Staunton, October 24 – Despite a 2009 promise that it would not take in more nuclear wastes from abroad (fedpress.ru/news/russia/economy/628290), Moscow will be taking in from Europe more than 12,000 tons of uranium tailings over the next several years, a profitable but potentially dangerous move, Greenpeace Russia reports (svoboda.org/a/30234658.html).
While the environmental organization says that most of the materials involved have relatively low concentrations of U-235 and while Europe now is more interested in having these materials stored rather than reprocessed, this latest action is certain to provoke increasingly environmentally conscious Russians.

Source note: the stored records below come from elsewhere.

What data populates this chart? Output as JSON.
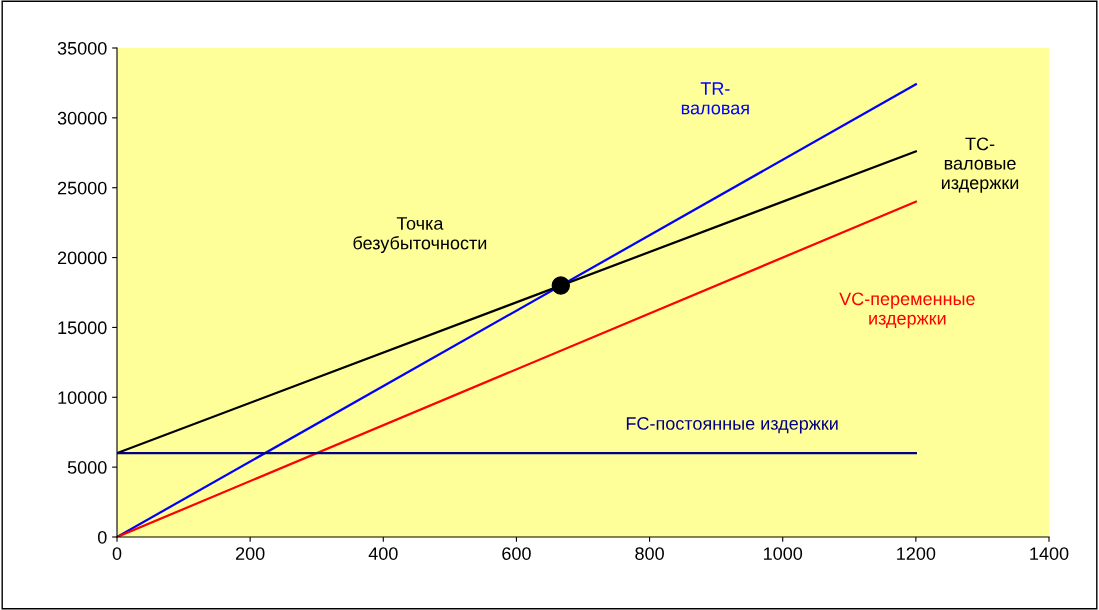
{
  "chart_data": {
    "type": "line",
    "x": [
      0,
      1200
    ],
    "xlim": [
      0,
      1400
    ],
    "xticks": [
      0,
      200,
      400,
      600,
      800,
      1000,
      1200,
      1400
    ],
    "ylim": [
      0,
      35000
    ],
    "yticks": [
      0,
      5000,
      10000,
      15000,
      20000,
      25000,
      30000,
      35000
    ],
    "grid": false,
    "legend": false,
    "marker": "none",
    "line_style": "solid",
    "series": [
      {
        "name": "TR-\nваловая",
        "color": "#0000ff",
        "values": [
          0,
          32400
        ]
      },
      {
        "name": "TC-\nваловые\nиздержки",
        "color": "#000000",
        "values": [
          6000,
          27600
        ]
      },
      {
        "name": "VC-переменные\nиздержки",
        "color": "#ff0000",
        "values": [
          0,
          24000
        ]
      },
      {
        "name": "FC-постоянные издержки",
        "color": "#000080",
        "values": [
          6000,
          6000
        ]
      },
      {
        "type": "scatter",
        "marker": "circle",
        "color": "#000000",
        "x": [
          666.67
        ],
        "values": [
          18000
        ]
      }
    ],
    "annotations": [
      "Точка\nбезубыточности"
    ]
  }
}
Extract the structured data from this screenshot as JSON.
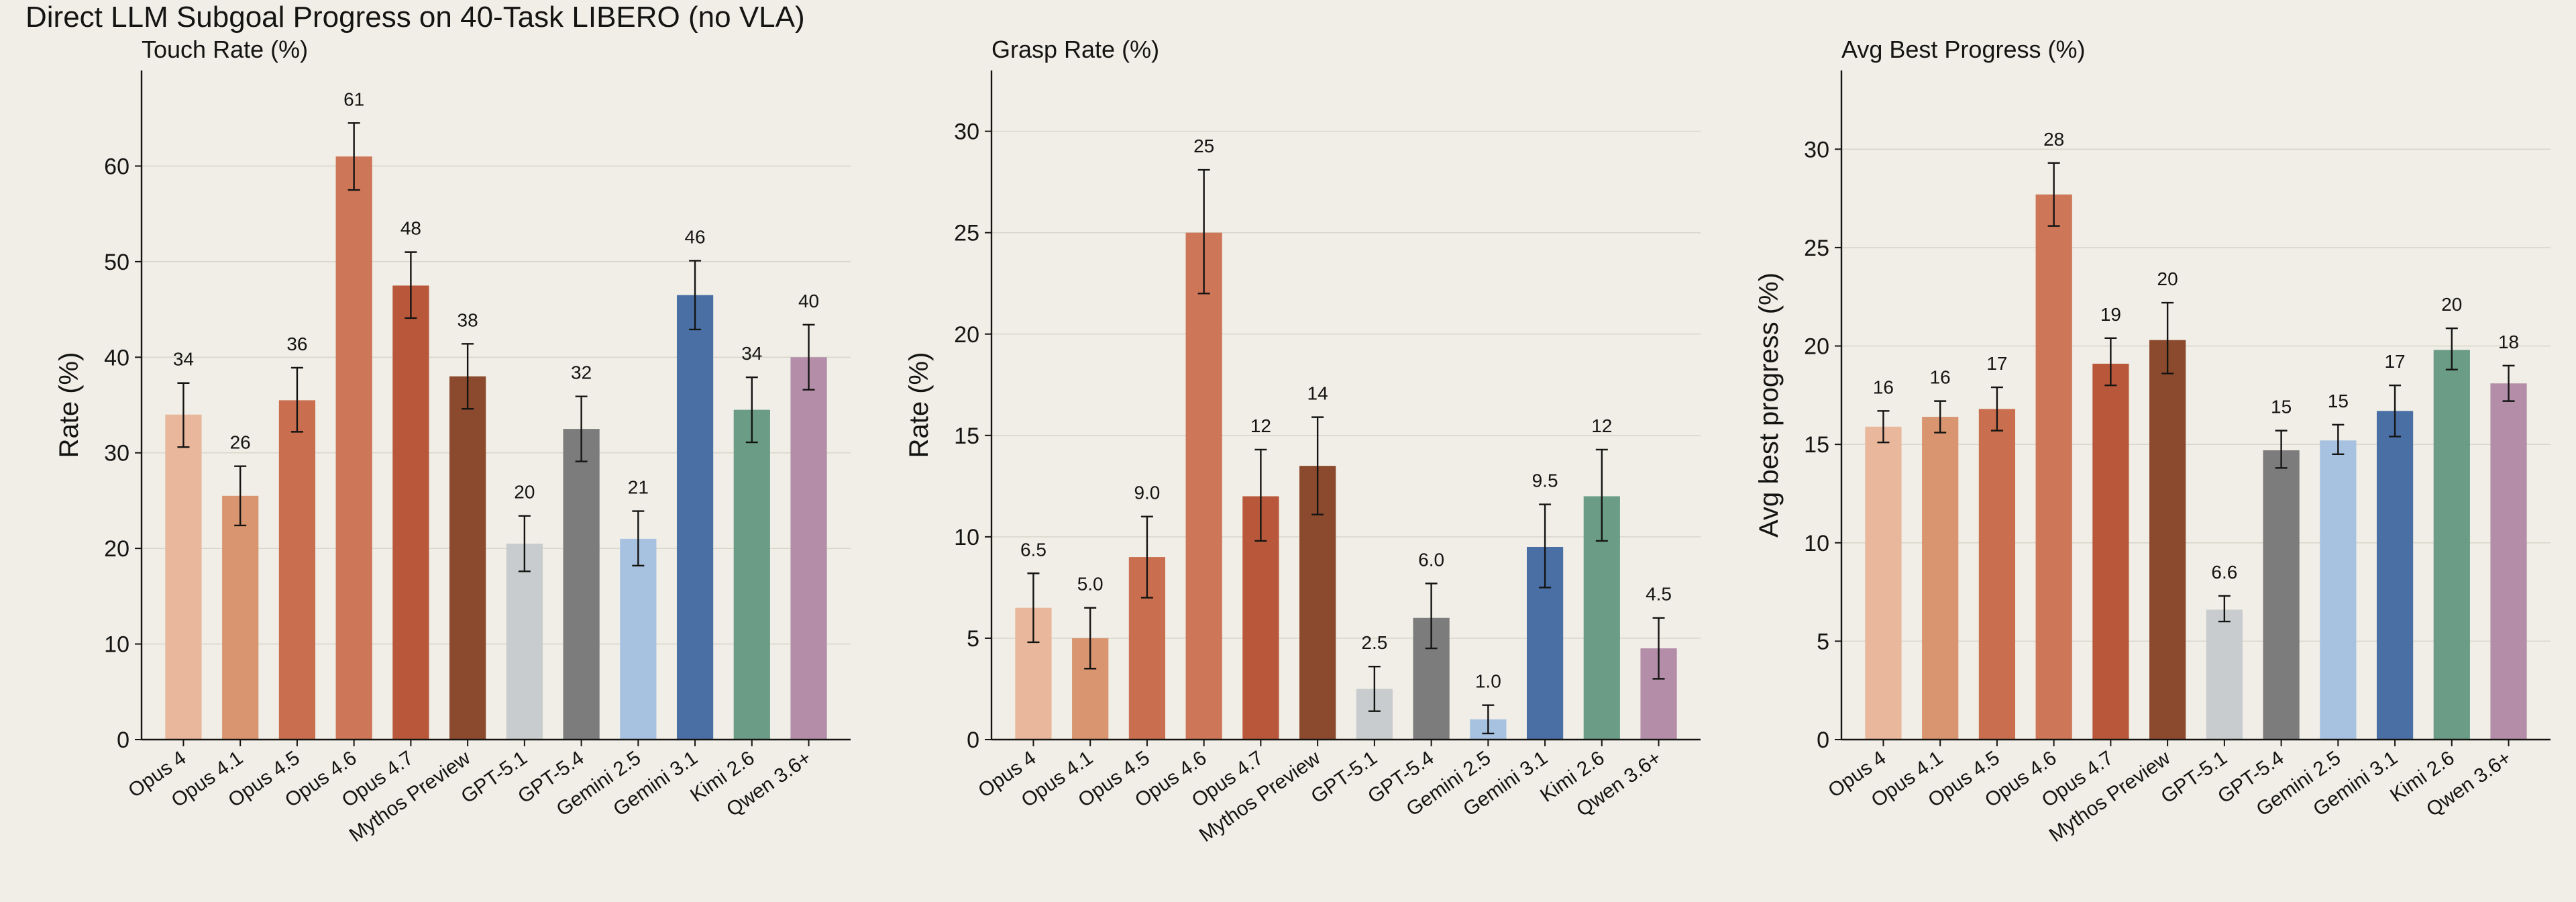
{
  "figure": {
    "title": "Direct LLM Subgoal Progress on 40-Task LIBERO (no VLA)"
  },
  "chart_data": [
    {
      "type": "bar",
      "title": "Touch Rate (%)",
      "xlabel": "",
      "ylabel": "Rate (%)",
      "ylim": [
        0,
        70
      ],
      "yticks": [
        0,
        10,
        20,
        30,
        40,
        50,
        60
      ],
      "grid": true,
      "categories": [
        "Opus 4",
        "Opus 4.1",
        "Opus 4.5",
        "Opus 4.6",
        "Opus 4.7",
        "Mythos Preview",
        "GPT-5.1",
        "GPT-5.4",
        "Gemini 2.5",
        "Gemini 3.1",
        "Kimi 2.6",
        "Qwen 3.6+"
      ],
      "values": [
        34,
        25.5,
        35.5,
        61,
        47.5,
        38,
        20.5,
        32.5,
        21,
        46.5,
        34.5,
        40
      ],
      "error_low": [
        30.6,
        22.4,
        32.2,
        57.5,
        44.1,
        34.6,
        17.6,
        29.1,
        18.2,
        42.9,
        31.1,
        36.6
      ],
      "error_high": [
        37.3,
        28.6,
        38.9,
        64.5,
        51.0,
        41.4,
        23.4,
        35.9,
        23.9,
        50.1,
        37.9,
        43.4
      ],
      "value_labels": [
        "34",
        "26",
        "36",
        "61",
        "48",
        "38",
        "20",
        "32",
        "21",
        "46",
        "34",
        "40"
      ],
      "colors": [
        "#e8b79c",
        "#d8956f",
        "#c96f4f",
        "#cd7658",
        "#b8573a",
        "#8b4a2e",
        "#c9ccce",
        "#7c7c7c",
        "#a7c2e0",
        "#4a6fa5",
        "#6a9c86",
        "#b48ea8"
      ]
    },
    {
      "type": "bar",
      "title": "Grasp Rate (%)",
      "xlabel": "",
      "ylabel": "Rate (%)",
      "ylim": [
        0,
        33
      ],
      "yticks": [
        0,
        5,
        10,
        15,
        20,
        25,
        30
      ],
      "grid": true,
      "categories": [
        "Opus 4",
        "Opus 4.1",
        "Opus 4.5",
        "Opus 4.6",
        "Opus 4.7",
        "Mythos Preview",
        "GPT-5.1",
        "GPT-5.4",
        "Gemini 2.5",
        "Gemini 3.1",
        "Kimi 2.6",
        "Qwen 3.6+"
      ],
      "values": [
        6.5,
        5.0,
        9.0,
        25,
        12,
        13.5,
        2.5,
        6.0,
        1.0,
        9.5,
        12,
        4.5
      ],
      "error_low": [
        4.8,
        3.5,
        7.0,
        22.0,
        9.8,
        11.1,
        1.4,
        4.5,
        0.3,
        7.5,
        9.8,
        3.0
      ],
      "error_high": [
        8.2,
        6.5,
        11.0,
        28.1,
        14.3,
        15.9,
        3.6,
        7.7,
        1.7,
        11.6,
        14.3,
        6.0
      ],
      "value_labels": [
        "6.5",
        "5.0",
        "9.0",
        "25",
        "12",
        "14",
        "2.5",
        "6.0",
        "1.0",
        "9.5",
        "12",
        "4.5"
      ],
      "colors": [
        "#e8b79c",
        "#d8956f",
        "#c96f4f",
        "#cd7658",
        "#b8573a",
        "#8b4a2e",
        "#c9ccce",
        "#7c7c7c",
        "#a7c2e0",
        "#4a6fa5",
        "#6a9c86",
        "#b48ea8"
      ]
    },
    {
      "type": "bar",
      "title": "Avg Best Progress (%)",
      "xlabel": "",
      "ylabel": "Avg best progress (%)",
      "ylim": [
        0,
        34
      ],
      "yticks": [
        0,
        5,
        10,
        15,
        20,
        25,
        30
      ],
      "grid": true,
      "categories": [
        "Opus 4",
        "Opus 4.1",
        "Opus 4.5",
        "Opus 4.6",
        "Opus 4.7",
        "Mythos Preview",
        "GPT-5.1",
        "GPT-5.4",
        "Gemini 2.5",
        "Gemini 3.1",
        "Kimi 2.6",
        "Qwen 3.6+"
      ],
      "values": [
        15.9,
        16.4,
        16.8,
        27.7,
        19.1,
        20.3,
        6.6,
        14.7,
        15.2,
        16.7,
        19.8,
        18.1
      ],
      "error_low": [
        15.1,
        15.6,
        15.7,
        26.1,
        18.0,
        18.6,
        6.0,
        13.8,
        14.5,
        15.4,
        18.8,
        17.2
      ],
      "error_high": [
        16.7,
        17.2,
        17.9,
        29.3,
        20.4,
        22.2,
        7.3,
        15.7,
        16.0,
        18.0,
        20.9,
        19.0
      ],
      "value_labels": [
        "16",
        "16",
        "17",
        "28",
        "19",
        "20",
        "6.6",
        "15",
        "15",
        "17",
        "20",
        "18"
      ],
      "colors": [
        "#e8b79c",
        "#d8956f",
        "#c96f4f",
        "#cd7658",
        "#b8573a",
        "#8b4a2e",
        "#c9ccce",
        "#7c7c7c",
        "#a7c2e0",
        "#4a6fa5",
        "#6a9c86",
        "#b48ea8"
      ]
    }
  ]
}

The materials now to be imported are of sufficiently low dose, Valentin Gibalov, a Russian specialist on atomic energy, says, that they are more of a threat chemically than in terms of radiation and even that is minimal. But he expresses concern that the procedures for storing the materials may not be included in the contract, which remains unpublished.

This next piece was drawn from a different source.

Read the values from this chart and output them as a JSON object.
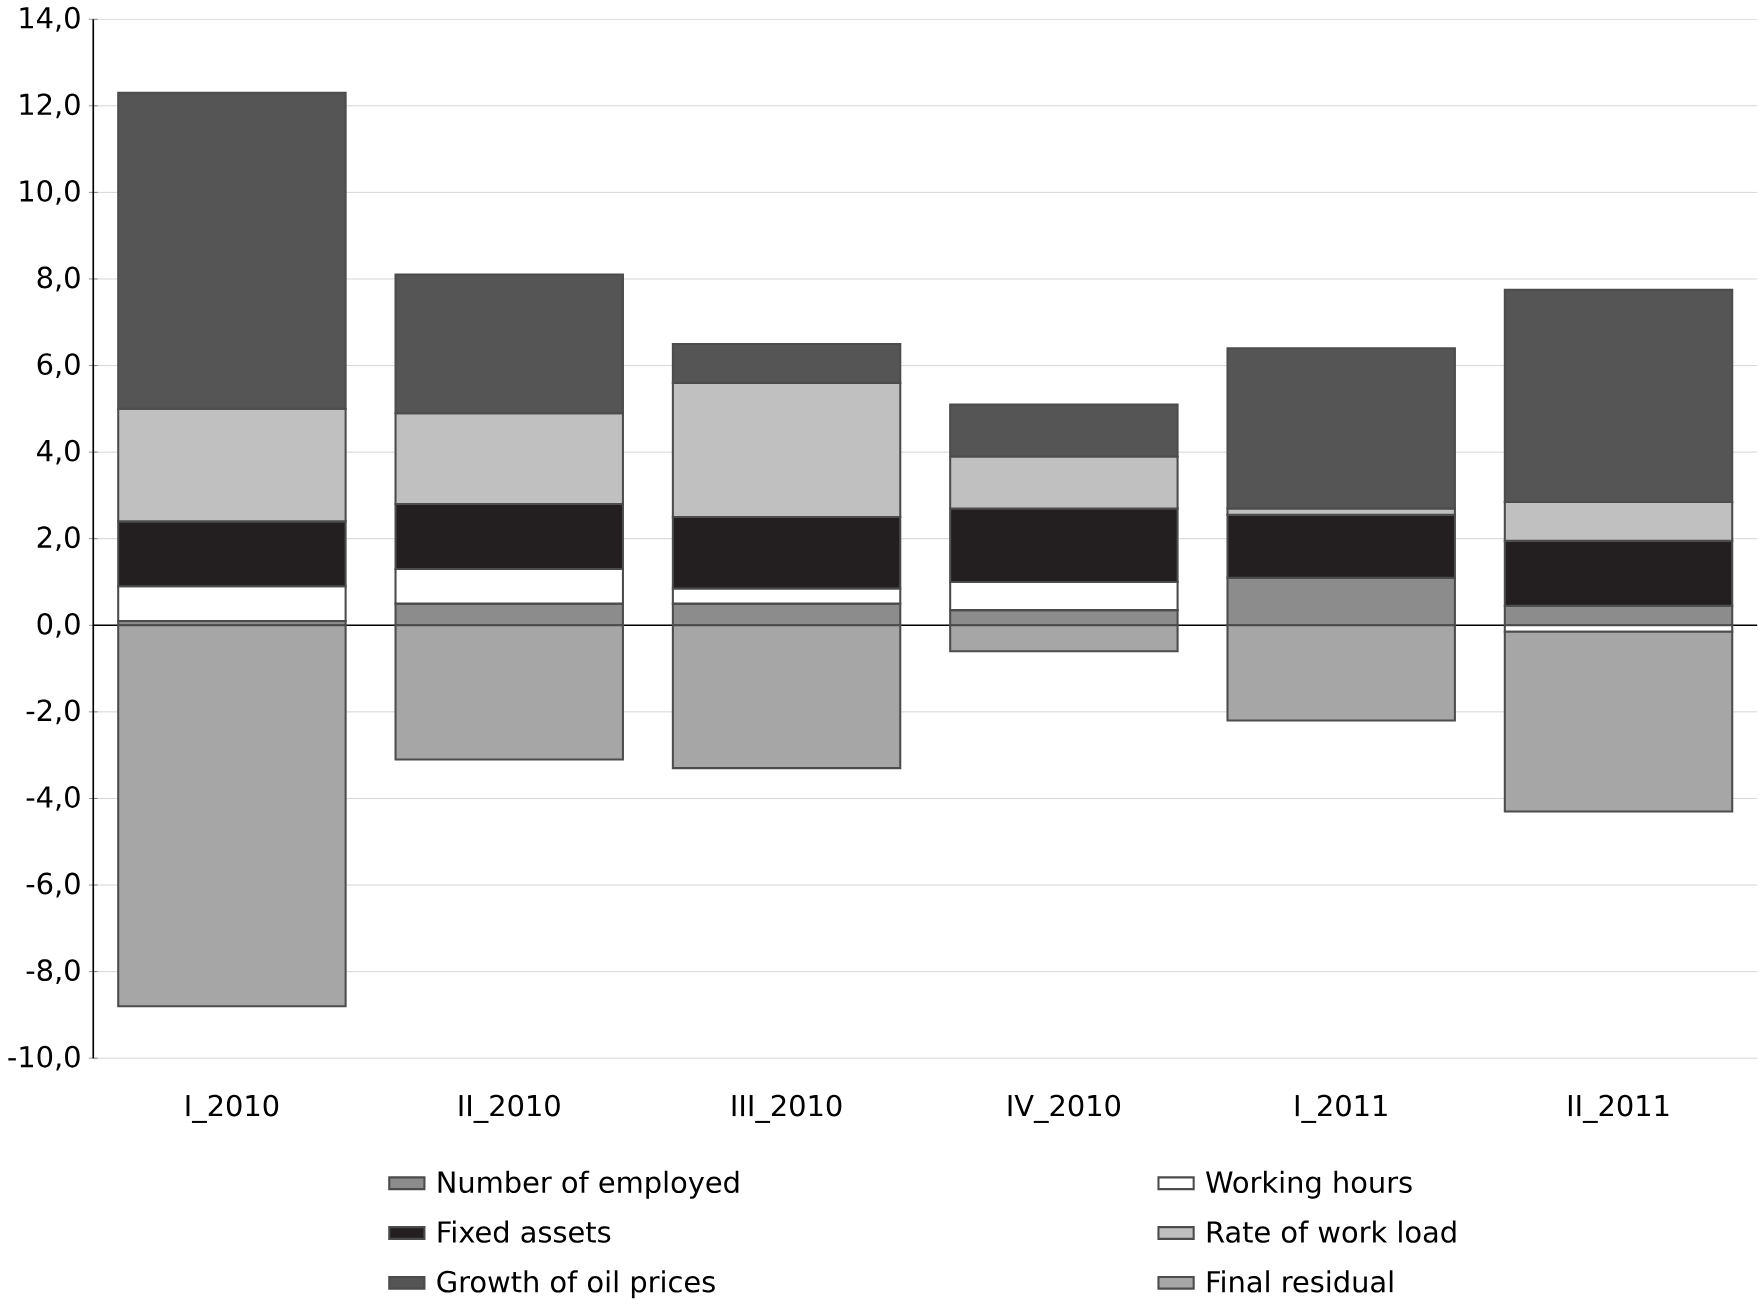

Most likely, the imported uranium will be stored in containers of the same kind as Russia stores its own nuclear tailings; but these in many cases date to the 1950s, are kept outdoors, and are subject to deterioration, a pattern the Presidential Human Rights Council warned about in February 2019 (president-sovet.ru/documents/read/664/).

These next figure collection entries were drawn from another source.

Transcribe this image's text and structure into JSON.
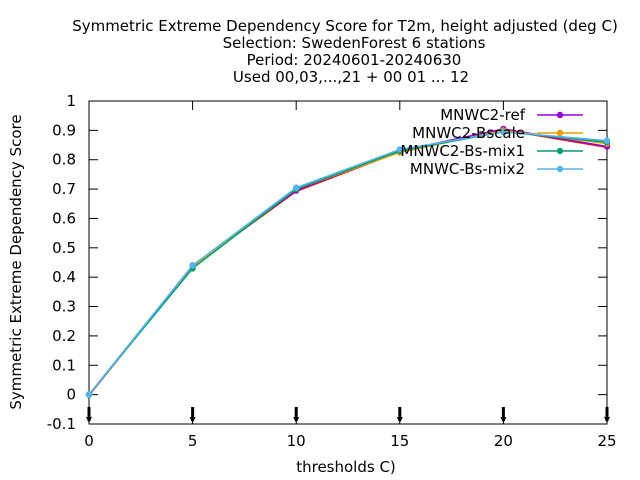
{
  "chart_data": {
    "type": "line",
    "title_lines": [
      "Symmetric Extreme Dependency Score  for T2m, height adjusted (deg C)",
      "Selection: SwedenForest      6 stations",
      "Period: 20240601-20240630",
      "Used 00,03,...,21 + 00 01 ... 12"
    ],
    "xlabel": "thresholds C)",
    "ylabel": "Symmetric Extreme Dependency Score",
    "xlim": [
      0,
      25
    ],
    "ylim": [
      -0.1,
      1
    ],
    "xticks": [
      "0",
      "5",
      "10",
      "15",
      "20",
      "25"
    ],
    "yticks": [
      "-0.1",
      "0",
      "0.1",
      "0.2",
      "0.3",
      "0.4",
      "0.5",
      "0.6",
      "0.7",
      "0.8",
      "0.9",
      "1"
    ],
    "grid": false,
    "legend_position": "top-right",
    "x": [
      0,
      5,
      10,
      15,
      20,
      25
    ],
    "series": [
      {
        "name": "MNWC2-ref",
        "color": "#9400d3",
        "values": [
          0.0,
          0.44,
          0.695,
          0.83,
          0.905,
          0.845
        ]
      },
      {
        "name": "MNWC2-Bscale",
        "color": "#e69f00",
        "values": [
          0.0,
          0.435,
          0.7,
          0.825,
          0.9,
          0.855
        ]
      },
      {
        "name": "MNWC2-Bs-mix1",
        "color": "#009e73",
        "values": [
          0.0,
          0.43,
          0.7,
          0.83,
          0.895,
          0.86
        ]
      },
      {
        "name": "MNWC-Bs-mix2",
        "color": "#56b4e9",
        "values": [
          0.0,
          0.44,
          0.705,
          0.835,
          0.895,
          0.865
        ]
      }
    ],
    "extra_line_color": "#e51e10"
  }
}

Gibalov says that the company involved in the imports, Urenco, has not done itself any favors by its opaque approach to the problems that do exist. A more open approach would calm Russians rather than lead to rumors and speculation that could trigger protests. Those are now increasingly likely in the current environment where Russians are demonstrating against dumps.
Vladmir Slivyak, vice president of the environmental activist group Ekozashchita which led ecological protests in 2004 to 2009, describes the latest move to import nuclear wastes from Europe as “cynical and amoral” and shows that the Russian authorities once again are putting profit before the welfare of the Russian people.